President Donald Trump declared on Wednesday a 10 percent baseline tax on imports from all countries and higher tariff rates on dozens of nations that run trade surpluses with the United States.
Trump held up a chart while speaking at the White House, showing the United States would charge a 34 percent tax on imports from China, a 20 percent tax on imports from the European Union, 25 percent on South Korea, 24 percent on Japan, and 32 percent on Taiwan.
Trump declared a national economic emergency to launch the tariffs, expected to produce hundreds of billions in annual revenues. He has promised that factory jobs will return back to the United States as a result of the taxes, but his policies risk a sudden economic slowdown as consumers and businesses could face sharp price hikes on autos, clothes, and other goods.
“Taxpayers have been ripped off for more than 50 years,” Trump said in remarks at the White House. “But it is not going to happen anymore.”

Trump was fulfilling a key campaign promise as he imposed what he called “reciprocal” tariffs on trade partners, acting without Congress through the 1977 International Emergency Powers Act in an extraordinary attempt to both break and ultimately reshape America’s trading relationship with the world.
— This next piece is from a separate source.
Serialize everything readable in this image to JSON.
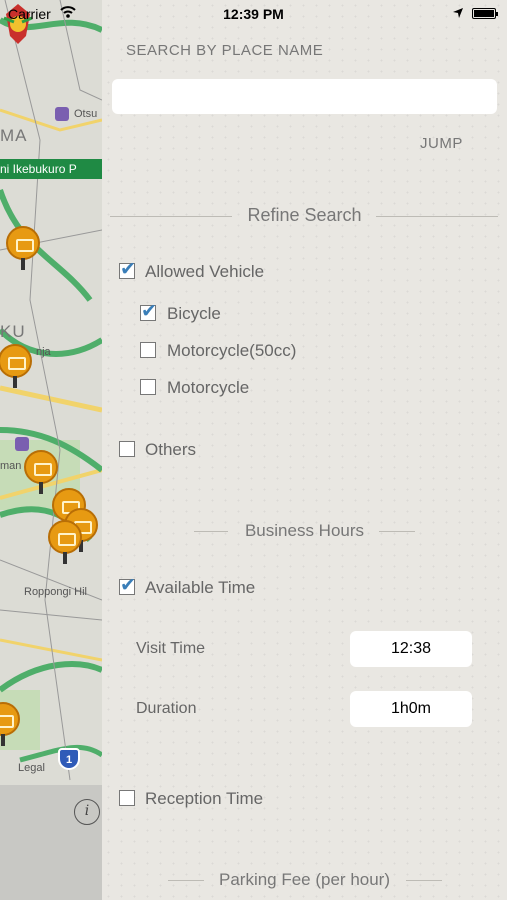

The president’s higher rates would hit foreign entities that sell more goods to the United States than they buy, meaning the tariffs could stay in place for some time as the administration expects other nations to lower their tariffs and other barriers to trade that it says have led to a $1.2 trillion trade imbalance last year.
The tariffs follow similar recent announcements of 25 percent taxes on auto imports; levies against China, Canada, and Mexico; and expanded trade penalties on steel and aluminum. Trump has also imposed tariffs on countries that import oil from Venezuela and he plans separate import taxes on pharmaceutical drugs, lumber, copper, and computer chips.
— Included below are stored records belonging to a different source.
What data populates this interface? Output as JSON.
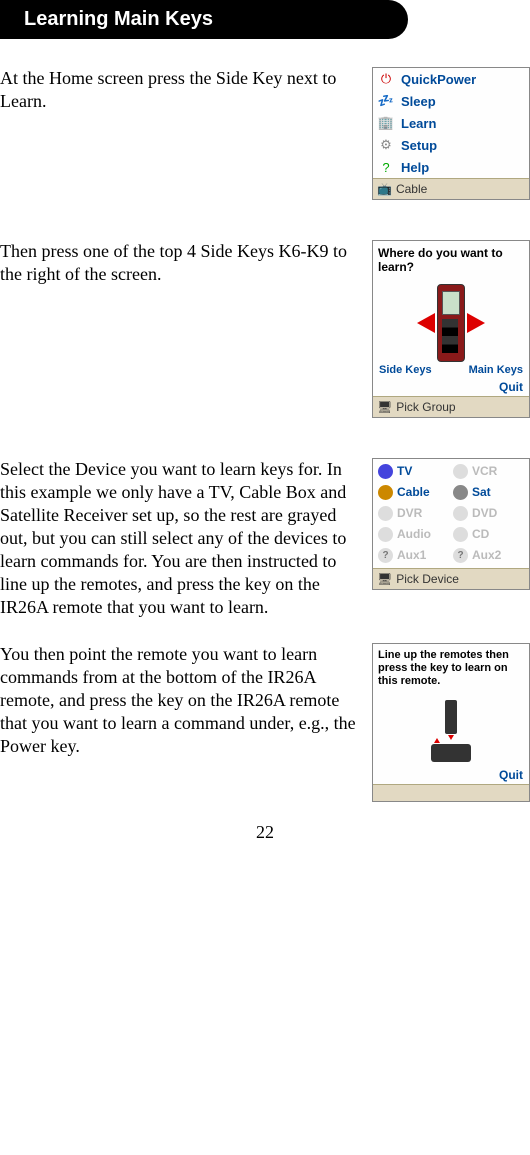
{
  "header": "Learning Main Keys",
  "steps": [
    {
      "text": "At the Home screen press the Side Key next to Learn."
    },
    {
      "text": "Then press one of the top 4 Side Keys K6-K9 to the right of the screen."
    },
    {
      "text": "Select the Device you want to learn keys for. In this example we only have a TV, Cable Box and Satellite Receiver set up, so the rest are grayed out, but you can still select any of the devices to learn commands for. You are then instructed to line up the remotes, and press the key on the IR26A remote that you want to learn."
    },
    {
      "text": "You then point the remote you want to learn commands from at the bottom of the IR26A remote, and press the key on the IR26A remote that you want to learn a command under, e.g., the Power key."
    }
  ],
  "screen1": {
    "items": [
      {
        "icon": "⏻",
        "label": "QuickPower",
        "color": "#c00"
      },
      {
        "icon": "💤",
        "label": "Sleep",
        "color": "#2a6"
      },
      {
        "icon": "🏢",
        "label": "Learn",
        "color": "#a96"
      },
      {
        "icon": "⚙",
        "label": "Setup",
        "color": "#888"
      },
      {
        "icon": "?",
        "label": "Help",
        "color": "#0a0"
      }
    ],
    "status_icon": "📺",
    "status": "Cable"
  },
  "screen2": {
    "prompt": "Where do you want to learn?",
    "side_label": "Side Keys",
    "main_label": "Main Keys",
    "quit": "Quit",
    "status": "Pick Group"
  },
  "screen3": {
    "devices": [
      {
        "label": "TV",
        "active": true,
        "icon_bg": "#44d"
      },
      {
        "label": "VCR",
        "active": false,
        "icon_bg": "#ddd"
      },
      {
        "label": "Cable",
        "active": true,
        "icon_bg": "#c80"
      },
      {
        "label": "Sat",
        "active": true,
        "icon_bg": "#888"
      },
      {
        "label": "DVR",
        "active": false,
        "icon_bg": "#ddd"
      },
      {
        "label": "DVD",
        "active": false,
        "icon_bg": "#ddd"
      },
      {
        "label": "Audio",
        "active": false,
        "icon_bg": "#ddd"
      },
      {
        "label": "CD",
        "active": false,
        "icon_bg": "#ddd"
      },
      {
        "label": "Aux1",
        "active": false,
        "icon_bg": "#ddd",
        "qmark": true
      },
      {
        "label": "Aux2",
        "active": false,
        "icon_bg": "#ddd",
        "qmark": true
      }
    ],
    "status": "Pick Device"
  },
  "screen4": {
    "prompt": "Line up the remotes then press the key to learn on this remote.",
    "quit": "Quit"
  },
  "page_number": "22"
}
Based on the possibility of broad tariffs that have been floated by some White House aides, most outside analyses by banks and think tanks see an economy tarnished by higher prices and stagnating growth.
Rep. Suzan DelBene (D-Wash.) said the tariffs are “part of the chaos and dysfunction” being generated across the Trump administration. The chair of the Democratic Congressional Campaign Committee stressed that Trump should not have the sole authority to raise taxes as he intends without getting lawmakers’ approval, saying that Republicans so far have been “blindly loyal.”
“The president shouldn’t be able to do that,” DelBene said. “This is a massive tax increase on American families, and it’s without a vote in Congress … President Trump promised on the campaign trail that he would lower costs on day one. Now he says he doesn’t care if prices go up—he’s broken his promise.”
Even Republicans who trust Trump’s instincts have acknowledged that the tariffs could disrupt an economy with an otherwise healthy 4.1 percent unemployment rate.
“We’ll see how it all develops,” said House Speaker Mike Johnson (R-La). “It may be rocky in the beginning. But I think that this will make sense for Americans and help all Americans.”
Longtime trading partners are preparing their own countermeasures. Canada has imposed some in response to the 25 percent tariffs that Trump tied to the trafficking of fentanyl. The European Union, in response to the steel and aluminum tariffs, put taxes on 26 billion euros’ worth ($28 billion) of U.S. goods, including on bourbon, which prompted Trump to threaten a 200 percent tariff on European alcohol.
The flip side is that Americans also have the incomes to choose to buy designer gowns by French fashion houses and autos from German manufacturers, whereas World Bank data show the EU has lower incomes per capita than the U.S.
“Europe has not started this confrontation,” said European Commission President Ursula von der Leyen. “We do not necessarily want to retaliate but, if it is necessary, we have a strong plan to retaliate and we will use it.”
Italy’s premier, Giorgia Meloni, on Wednesday reiterated her call to avoid an EU–U.S. trade war, saying it would harm both sides and would have “heavy” consequences for her country’s economy.